Sampling begins this week in a well in the 4800 block of Glenbrook Road NW in the Spring Valley section of D.C.
After years of concern, and lawsuits, the U.S. Army Corps of Engineers determined earlier this year to remove the home at 4825 Glenbrook Road. The two-story brick home remains abandoned among multimillion dollar houses in the neighborhood adjacent to American University.
“Testing from this spring found arsenic and perchlorate above acceptable Environmental Protection Agency levels,” says Andrea Takash, public affairs spokesman with the Army Corps of Engineers.
In more than a decade since the realization that several homes were built above a World War I weapons burial pit, the Army Corps has found more than 500 munition items, 400 pounds of laboratory glassware and more than 100 tons of contaminated soil on the property.

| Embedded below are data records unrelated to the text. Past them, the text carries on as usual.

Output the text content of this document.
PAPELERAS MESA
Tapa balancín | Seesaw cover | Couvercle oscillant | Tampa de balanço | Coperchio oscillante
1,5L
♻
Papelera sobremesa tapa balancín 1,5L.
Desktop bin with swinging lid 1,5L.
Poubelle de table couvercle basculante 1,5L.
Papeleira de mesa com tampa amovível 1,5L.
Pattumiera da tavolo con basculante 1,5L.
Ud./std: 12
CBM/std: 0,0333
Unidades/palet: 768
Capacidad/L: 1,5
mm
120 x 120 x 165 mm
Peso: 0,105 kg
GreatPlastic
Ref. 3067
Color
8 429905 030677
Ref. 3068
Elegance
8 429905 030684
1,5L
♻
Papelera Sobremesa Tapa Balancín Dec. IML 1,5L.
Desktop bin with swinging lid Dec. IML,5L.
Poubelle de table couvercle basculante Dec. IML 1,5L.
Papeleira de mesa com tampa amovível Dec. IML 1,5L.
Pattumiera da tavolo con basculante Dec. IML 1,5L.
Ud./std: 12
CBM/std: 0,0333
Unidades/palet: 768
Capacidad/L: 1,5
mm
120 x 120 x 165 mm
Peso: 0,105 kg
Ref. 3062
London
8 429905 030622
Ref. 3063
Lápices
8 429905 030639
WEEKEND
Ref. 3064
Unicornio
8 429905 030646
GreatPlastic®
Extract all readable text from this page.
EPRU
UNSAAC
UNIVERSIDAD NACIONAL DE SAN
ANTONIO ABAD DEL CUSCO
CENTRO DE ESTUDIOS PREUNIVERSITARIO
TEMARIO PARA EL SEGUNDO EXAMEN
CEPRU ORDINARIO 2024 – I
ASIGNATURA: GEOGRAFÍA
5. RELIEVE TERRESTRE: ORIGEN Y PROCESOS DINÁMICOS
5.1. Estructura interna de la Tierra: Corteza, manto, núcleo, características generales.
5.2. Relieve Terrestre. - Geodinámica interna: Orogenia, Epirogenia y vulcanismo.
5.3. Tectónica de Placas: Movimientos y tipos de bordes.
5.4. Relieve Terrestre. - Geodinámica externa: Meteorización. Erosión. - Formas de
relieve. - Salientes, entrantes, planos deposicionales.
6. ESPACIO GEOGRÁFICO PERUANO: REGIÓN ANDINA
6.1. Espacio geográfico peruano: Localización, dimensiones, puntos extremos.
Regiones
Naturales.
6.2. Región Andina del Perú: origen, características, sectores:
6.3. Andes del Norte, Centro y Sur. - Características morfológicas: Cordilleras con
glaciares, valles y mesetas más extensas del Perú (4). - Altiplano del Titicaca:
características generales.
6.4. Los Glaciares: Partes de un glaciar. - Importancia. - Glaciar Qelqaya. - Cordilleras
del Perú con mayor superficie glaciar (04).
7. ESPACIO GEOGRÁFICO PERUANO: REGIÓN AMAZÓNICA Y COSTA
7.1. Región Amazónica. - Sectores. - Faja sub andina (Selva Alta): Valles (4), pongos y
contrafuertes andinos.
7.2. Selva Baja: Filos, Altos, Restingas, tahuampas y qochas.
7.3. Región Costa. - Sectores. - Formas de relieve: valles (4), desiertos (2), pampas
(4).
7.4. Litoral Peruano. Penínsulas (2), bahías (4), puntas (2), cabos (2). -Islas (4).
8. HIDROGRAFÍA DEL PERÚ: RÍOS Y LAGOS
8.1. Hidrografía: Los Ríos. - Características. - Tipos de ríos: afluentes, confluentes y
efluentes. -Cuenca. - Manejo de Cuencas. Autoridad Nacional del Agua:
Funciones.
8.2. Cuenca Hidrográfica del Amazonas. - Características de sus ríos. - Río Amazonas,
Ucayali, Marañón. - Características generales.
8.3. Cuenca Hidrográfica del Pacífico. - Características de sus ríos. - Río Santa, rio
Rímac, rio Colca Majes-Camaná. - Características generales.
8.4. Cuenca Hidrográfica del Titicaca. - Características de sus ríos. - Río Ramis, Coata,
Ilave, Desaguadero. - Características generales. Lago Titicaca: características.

“It’s important to reinforce groundwater is not the drinking water source for the Spring Valley community,” says Takash.
“All residents of Spring Valley have water supplied by the Washington Aqueduct. Ninety-five percent of the pipes are located above groundwater level. And there is so much pressure inside these pipes, nothing can filter into them,” says Takash.
Groundwater is tested deep below the surface in bedrock.
This round of testing in the affected well will monitor depth intervals between 35 and 160 feet below ground surface.
“We’ve installed 52 wells in the neighborhood, to get a wide overview of groundwater in the neighborhood,” says Takash.
Authorities at the nearby Washington Aqueduct, which processes drinking water for Washington, D.C., Arlington, the City of Falls Church, and parts of Fairfax County are “following the Spring Valley remediation efforts with interest.”
“The issue is whether groundwater will affect our Dalecarlia Reservoir,” says Patricia Gamby, deputy general manager with the Aqueduct, which is owned and operated by the Army Corps.
“We routinely monitor for arsenic and perchlorate in the reservoir as well as in the finished water,” says Gamby. “We occasionally get detectable levels of both contaminants in the reservoir, but the levels are generally very low.”
“Of course, we also test the finished water after treatment too, and have never had unacceptable levels,” said Gamby.
Demolition of the home is planned for August.
The Army Corps of Engineers has released its Demolition and Disposal Plan to describe how the house will be removed and how debris will be handled.